I was lucky enough to be invited to the Tower of London last week, to celebrate the launch of the Historic Royal Palaces Learning Team's Why Remember schools' campaign. This campaign asks three simple questions:
- Why should we remember?
- Why is 100 years significant?
- How do you want to remember?
Another thing the day brought home to me was the sheer number of soldiers who died. 888, 246 is a pretty hard number to visualise but when you start to think that every poppy planted in the moat represents a person, it gets easier. Standing on Tower Hill, gazing out at the sea of red, I began to consider the sons and husbands and fathers and uncles who went off to war and never came home as real people, rather than a number or statistics. I also learned that the Tower keeps a Roll of Honour - a list of Commonwealth military fatalities from WWI - that is read out at the close of every day.
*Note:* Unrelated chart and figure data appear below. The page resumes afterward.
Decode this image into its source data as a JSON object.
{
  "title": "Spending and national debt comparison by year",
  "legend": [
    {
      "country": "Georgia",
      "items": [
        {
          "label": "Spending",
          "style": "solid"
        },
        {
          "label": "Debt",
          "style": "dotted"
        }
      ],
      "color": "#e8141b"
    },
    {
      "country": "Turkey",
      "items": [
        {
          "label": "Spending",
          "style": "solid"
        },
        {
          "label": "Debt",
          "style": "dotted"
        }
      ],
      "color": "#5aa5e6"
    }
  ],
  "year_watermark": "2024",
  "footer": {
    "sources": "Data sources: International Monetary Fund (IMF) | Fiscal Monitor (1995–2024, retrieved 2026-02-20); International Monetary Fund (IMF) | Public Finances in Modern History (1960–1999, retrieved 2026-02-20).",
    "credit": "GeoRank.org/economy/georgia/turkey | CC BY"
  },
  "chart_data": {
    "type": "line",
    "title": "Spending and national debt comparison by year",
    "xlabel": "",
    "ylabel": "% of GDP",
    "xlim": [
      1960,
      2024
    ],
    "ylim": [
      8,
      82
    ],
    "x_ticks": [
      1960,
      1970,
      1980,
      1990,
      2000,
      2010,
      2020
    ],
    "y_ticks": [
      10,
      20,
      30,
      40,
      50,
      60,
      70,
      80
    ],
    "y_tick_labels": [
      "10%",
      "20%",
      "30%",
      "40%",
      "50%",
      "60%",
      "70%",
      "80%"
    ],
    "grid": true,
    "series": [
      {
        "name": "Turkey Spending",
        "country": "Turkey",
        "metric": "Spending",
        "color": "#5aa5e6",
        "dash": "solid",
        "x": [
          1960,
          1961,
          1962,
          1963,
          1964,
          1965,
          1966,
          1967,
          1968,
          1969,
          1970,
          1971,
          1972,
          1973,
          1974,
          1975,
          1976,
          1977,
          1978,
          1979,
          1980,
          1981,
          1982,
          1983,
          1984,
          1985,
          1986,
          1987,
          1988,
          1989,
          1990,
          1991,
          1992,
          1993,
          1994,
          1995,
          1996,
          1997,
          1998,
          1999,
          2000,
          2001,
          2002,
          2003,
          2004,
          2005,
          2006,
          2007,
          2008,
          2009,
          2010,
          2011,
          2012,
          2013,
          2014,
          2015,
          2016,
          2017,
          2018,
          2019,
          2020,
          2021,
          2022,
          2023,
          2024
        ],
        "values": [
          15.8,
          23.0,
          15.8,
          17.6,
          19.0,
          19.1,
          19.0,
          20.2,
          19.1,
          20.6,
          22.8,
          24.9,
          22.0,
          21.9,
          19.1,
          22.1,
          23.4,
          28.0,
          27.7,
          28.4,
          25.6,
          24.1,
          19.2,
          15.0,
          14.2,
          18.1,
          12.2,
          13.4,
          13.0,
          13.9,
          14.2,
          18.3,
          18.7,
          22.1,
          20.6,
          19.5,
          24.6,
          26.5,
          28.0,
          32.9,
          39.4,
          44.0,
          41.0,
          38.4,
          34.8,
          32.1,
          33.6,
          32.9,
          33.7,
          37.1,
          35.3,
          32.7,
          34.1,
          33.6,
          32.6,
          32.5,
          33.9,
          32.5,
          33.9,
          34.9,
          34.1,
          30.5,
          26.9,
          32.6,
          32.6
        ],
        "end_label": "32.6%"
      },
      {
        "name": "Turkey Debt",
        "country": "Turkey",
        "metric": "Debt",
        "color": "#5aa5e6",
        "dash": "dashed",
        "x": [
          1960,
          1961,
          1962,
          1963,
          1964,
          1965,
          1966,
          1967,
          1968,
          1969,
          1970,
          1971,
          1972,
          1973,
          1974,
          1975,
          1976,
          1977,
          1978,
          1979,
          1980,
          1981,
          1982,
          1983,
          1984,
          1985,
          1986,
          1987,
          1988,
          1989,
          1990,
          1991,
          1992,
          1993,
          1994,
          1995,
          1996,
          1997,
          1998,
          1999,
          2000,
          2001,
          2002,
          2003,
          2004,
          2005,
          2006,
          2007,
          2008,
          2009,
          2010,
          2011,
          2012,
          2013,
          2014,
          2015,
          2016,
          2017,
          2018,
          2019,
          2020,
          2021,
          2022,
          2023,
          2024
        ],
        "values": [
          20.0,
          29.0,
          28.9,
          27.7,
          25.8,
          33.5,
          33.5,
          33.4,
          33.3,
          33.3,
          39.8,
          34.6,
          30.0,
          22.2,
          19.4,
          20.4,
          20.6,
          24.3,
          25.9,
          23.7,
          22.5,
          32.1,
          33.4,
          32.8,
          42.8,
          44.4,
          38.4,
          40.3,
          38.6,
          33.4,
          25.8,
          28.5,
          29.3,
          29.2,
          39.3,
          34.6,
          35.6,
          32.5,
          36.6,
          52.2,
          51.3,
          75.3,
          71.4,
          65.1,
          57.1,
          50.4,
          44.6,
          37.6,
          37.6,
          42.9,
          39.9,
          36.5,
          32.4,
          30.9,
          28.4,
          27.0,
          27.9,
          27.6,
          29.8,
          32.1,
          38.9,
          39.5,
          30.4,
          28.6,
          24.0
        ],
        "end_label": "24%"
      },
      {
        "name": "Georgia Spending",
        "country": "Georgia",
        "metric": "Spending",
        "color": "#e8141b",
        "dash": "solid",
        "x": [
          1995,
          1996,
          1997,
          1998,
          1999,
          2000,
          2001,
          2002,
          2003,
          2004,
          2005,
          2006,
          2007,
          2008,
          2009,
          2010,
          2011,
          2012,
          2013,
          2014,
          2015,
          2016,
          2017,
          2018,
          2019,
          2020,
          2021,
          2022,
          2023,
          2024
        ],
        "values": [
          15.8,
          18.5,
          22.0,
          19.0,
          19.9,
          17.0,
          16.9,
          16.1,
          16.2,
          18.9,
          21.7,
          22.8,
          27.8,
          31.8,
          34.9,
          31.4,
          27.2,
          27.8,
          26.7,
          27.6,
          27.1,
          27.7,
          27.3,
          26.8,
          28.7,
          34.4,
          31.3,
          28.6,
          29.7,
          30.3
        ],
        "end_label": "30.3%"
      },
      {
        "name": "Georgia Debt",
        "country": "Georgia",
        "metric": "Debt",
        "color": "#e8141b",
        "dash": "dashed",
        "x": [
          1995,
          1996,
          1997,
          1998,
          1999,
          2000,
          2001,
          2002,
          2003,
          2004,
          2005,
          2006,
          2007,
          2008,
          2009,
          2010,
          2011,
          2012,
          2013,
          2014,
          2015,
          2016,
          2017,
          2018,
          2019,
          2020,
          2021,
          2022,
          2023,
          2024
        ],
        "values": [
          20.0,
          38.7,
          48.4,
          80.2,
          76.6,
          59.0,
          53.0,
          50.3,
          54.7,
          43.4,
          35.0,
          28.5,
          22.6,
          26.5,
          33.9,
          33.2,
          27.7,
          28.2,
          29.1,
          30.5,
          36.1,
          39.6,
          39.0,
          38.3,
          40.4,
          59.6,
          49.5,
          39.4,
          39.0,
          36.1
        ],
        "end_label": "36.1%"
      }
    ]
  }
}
The Last Post is played at the end, another way of remembering, and simply watching some of the videos of this simple roll call made the hairs on my arms stand up.
So here are my answers to the questions above:
- We should remember because these were real people, giving their lives for the freedom of others, regardless of whether it was right or wrong.
- 100 years is significant because there is no one alive now who was there - it's our job to keep the stories of those who lived then going. 100 years is a milestone that helps us to share these stories.
- I want to remember by helping to plant the poppies and by keeping in my mind that every single one of them represents someone's son.